GG:  No, even smaller. It's surrounded by mountains – and in the winter I'd go to school in complete darkness and return in darkness. We'd have a couple of hours of twilight. It was weird. I knew I needed to get out of there – so I came to Liverpool, the land of light and sunshine. [laughs] Back home there were no record shops. I played the clarinet for a while when I was younger and then played guitar – that was my main thing. I just really wanted to be Joni Mitchell. I switched to the bass for All We Are.

LS: I'm from Curitiba in Brazil, which is close to São Paulo. I was drawn to music from a very young age. My dad is a guitarist and played in mostly blues bands, so I grew up with him always playing tunes. He was into jazz for a while, but also Hendrix and Eric Clapton. He'd also love female vocalists like Etta James. He would take me to his band rehearsals and most of his friends were musicians. There were always people jamming around the house. When I was 11, my cousin played Nirvana's 'Come As You Are' on guitar and I knew I wanted to learn to play. My mum sent me to classical lessons as she didn't want me playing blues like my dad. So, I played classical Brazilian music for a few years and then my dad began to teach me some rock tunes. So, my playing is a bit more diverse.  

RO'F: Obviously Ireland is a very musical country. I'm from Cork – music permeates the whole town. When I started playing the drums for All We Are, most of the beats I ripped were from 80s and 90s hip hop and R&B. That's what I was into as a kid and is the main core of how I drum – it's quite simple, sparse and drum machine-like.

In a Venn diagram of All We Are, which albums do you unanimously love?

GG: We all love Snoop Dogg's Doggystyle album. Recently we've loved Frank Ocean's Channel Orange and Kendrick Lamar's latest album Good Kid, M.A.A.D City. We also love You Forgot It In People by Broken Social Scene and really enjoyed Bon Iver's second album.

The new single – and your forthcoming debut album – was produced by Dan Carey, who has worked with artists like Bat For Lashes and MIA. What attracted you to working with Dan?

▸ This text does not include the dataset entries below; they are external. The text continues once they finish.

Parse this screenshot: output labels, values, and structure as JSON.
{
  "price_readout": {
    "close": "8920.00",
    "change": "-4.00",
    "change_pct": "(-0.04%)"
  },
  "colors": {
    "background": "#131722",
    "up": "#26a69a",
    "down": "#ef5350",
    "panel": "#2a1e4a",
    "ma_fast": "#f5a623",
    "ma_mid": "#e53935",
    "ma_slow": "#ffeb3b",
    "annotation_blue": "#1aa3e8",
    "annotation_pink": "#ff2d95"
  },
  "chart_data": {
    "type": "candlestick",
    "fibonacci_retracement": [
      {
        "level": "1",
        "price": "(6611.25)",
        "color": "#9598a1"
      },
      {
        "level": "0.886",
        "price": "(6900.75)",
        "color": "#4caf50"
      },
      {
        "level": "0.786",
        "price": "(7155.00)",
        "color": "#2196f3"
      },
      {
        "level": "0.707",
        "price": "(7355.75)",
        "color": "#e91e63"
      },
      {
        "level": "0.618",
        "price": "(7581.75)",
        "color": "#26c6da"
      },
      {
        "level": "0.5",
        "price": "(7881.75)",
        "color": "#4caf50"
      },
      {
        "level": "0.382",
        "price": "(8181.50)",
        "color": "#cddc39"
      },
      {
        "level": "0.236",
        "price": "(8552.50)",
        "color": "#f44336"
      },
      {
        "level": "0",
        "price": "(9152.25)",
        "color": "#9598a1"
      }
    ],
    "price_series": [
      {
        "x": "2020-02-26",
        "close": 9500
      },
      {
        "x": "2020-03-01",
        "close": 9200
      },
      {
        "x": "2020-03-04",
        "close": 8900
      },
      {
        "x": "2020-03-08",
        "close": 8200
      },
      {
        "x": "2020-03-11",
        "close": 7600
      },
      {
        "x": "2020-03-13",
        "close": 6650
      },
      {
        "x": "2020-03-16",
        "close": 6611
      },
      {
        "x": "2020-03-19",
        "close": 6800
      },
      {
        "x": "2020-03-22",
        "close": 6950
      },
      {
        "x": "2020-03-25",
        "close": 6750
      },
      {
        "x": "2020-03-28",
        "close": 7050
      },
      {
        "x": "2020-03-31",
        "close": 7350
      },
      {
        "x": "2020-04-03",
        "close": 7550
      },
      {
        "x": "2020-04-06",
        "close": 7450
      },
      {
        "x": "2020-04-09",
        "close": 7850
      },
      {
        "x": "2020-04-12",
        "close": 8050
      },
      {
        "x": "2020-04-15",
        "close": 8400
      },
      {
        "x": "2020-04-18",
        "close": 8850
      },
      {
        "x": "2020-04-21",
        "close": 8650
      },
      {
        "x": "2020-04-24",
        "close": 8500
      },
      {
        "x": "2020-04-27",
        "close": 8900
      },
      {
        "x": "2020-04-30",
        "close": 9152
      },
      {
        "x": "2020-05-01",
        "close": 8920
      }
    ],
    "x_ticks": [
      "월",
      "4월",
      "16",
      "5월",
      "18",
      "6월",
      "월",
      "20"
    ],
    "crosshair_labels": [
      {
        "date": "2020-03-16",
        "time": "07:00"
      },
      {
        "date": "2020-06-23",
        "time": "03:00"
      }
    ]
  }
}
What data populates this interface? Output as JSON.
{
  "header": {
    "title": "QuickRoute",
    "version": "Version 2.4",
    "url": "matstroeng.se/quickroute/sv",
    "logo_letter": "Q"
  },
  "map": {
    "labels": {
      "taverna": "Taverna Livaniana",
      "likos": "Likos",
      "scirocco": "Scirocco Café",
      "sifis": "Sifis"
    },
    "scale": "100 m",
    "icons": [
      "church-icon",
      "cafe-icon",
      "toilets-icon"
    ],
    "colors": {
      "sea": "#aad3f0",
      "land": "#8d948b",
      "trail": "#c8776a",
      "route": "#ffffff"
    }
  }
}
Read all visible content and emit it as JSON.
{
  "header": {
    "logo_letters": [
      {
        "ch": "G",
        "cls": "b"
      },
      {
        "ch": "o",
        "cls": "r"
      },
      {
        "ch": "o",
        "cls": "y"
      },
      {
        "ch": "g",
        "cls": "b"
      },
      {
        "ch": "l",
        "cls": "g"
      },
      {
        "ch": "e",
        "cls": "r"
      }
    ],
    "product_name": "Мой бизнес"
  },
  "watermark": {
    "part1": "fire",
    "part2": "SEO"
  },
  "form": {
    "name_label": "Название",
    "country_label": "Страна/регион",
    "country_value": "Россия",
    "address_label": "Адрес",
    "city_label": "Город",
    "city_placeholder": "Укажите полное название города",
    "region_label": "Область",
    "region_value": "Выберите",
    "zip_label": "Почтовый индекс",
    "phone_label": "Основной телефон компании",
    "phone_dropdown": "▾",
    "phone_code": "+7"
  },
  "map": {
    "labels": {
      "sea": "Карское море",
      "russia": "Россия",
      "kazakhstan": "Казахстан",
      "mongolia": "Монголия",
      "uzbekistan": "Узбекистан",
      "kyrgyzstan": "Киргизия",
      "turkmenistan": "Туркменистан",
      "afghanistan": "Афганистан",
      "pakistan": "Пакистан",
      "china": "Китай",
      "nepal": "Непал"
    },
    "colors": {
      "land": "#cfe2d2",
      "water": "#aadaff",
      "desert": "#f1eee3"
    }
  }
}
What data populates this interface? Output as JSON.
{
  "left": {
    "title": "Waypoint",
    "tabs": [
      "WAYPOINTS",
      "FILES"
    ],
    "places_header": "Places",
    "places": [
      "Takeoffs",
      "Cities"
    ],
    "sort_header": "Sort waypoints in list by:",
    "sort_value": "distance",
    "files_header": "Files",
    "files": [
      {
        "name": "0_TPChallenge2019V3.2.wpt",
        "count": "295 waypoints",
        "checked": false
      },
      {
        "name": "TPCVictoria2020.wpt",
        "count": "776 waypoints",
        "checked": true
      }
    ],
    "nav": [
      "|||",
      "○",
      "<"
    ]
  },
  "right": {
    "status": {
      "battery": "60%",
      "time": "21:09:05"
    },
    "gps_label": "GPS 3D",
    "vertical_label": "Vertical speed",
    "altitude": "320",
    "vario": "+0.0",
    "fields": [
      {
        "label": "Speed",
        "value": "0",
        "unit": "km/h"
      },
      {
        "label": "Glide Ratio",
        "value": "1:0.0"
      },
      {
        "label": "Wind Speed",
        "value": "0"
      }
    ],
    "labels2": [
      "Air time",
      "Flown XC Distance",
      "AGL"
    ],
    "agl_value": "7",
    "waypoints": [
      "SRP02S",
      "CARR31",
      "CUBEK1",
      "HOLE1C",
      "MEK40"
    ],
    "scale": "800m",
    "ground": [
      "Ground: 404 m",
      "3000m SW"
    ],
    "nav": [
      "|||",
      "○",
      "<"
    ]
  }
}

GG: We went in [to the studio] and it was a match made in heaven. He was on our vibe and completely understood what we were trying to achieve with the tunes. It all made sense and the songs blossomed. Because of the way we function as a band – the way we write and the way we play – is all about the vibe and the feeling of the moment as a band. He knew how to direct that vibe.

How typical is 'Feel Safe' of the rest of your debut album?

RO'F: 'Feel Safe' was recorded in a day as an experiment to see what would happen. We ended up banging out the tune. The album was more considered and was a further step up. But, 'Feel Safe' is us and it's Dan and it has the same vibe.

With just three of you on stage, how easy is it to transfer the All We Are vibe into a live setting?

LS: We are quite unique in the way we approach our instruments and we all started exploring different roles as performers with this band. That helped to give us a specific identity which you'll see when we play live. We have our own way of doing things. Often people think there must be more people on stage or we are playing to backing tracks. We don't.

GG: We are quite proud of the sound we make as just three people. I don't think there are many three-pieces that can create as big a sound.

Liverpool has a really vibrant music scene at present. What is like to be part of that?

RO'F: It's a really close scene and everyone helps each other out. It's quite a small city and even though there is a multitude of bands, everyone gets involved. The scene feels really unique; the 12 bands that were up for the GIT award all had something about them that was really cool but there wasn't a thread going through them. They are quite different and diverse, which is great. But, even though the bands are quite different stylistically, there is a lot of history going back hundreds of years and a lot of passion. The common thread between those bands is the city itself, and Liverpool is very inspiring.

Paul McCartney was a co-founder of LIPA. Have you ever met him and, if so, what did you say to him?

GG: He was never my favourite and I told him that - he laughed. He also wrote a birthday card to my mum. She loved it. I was her favourite child that year.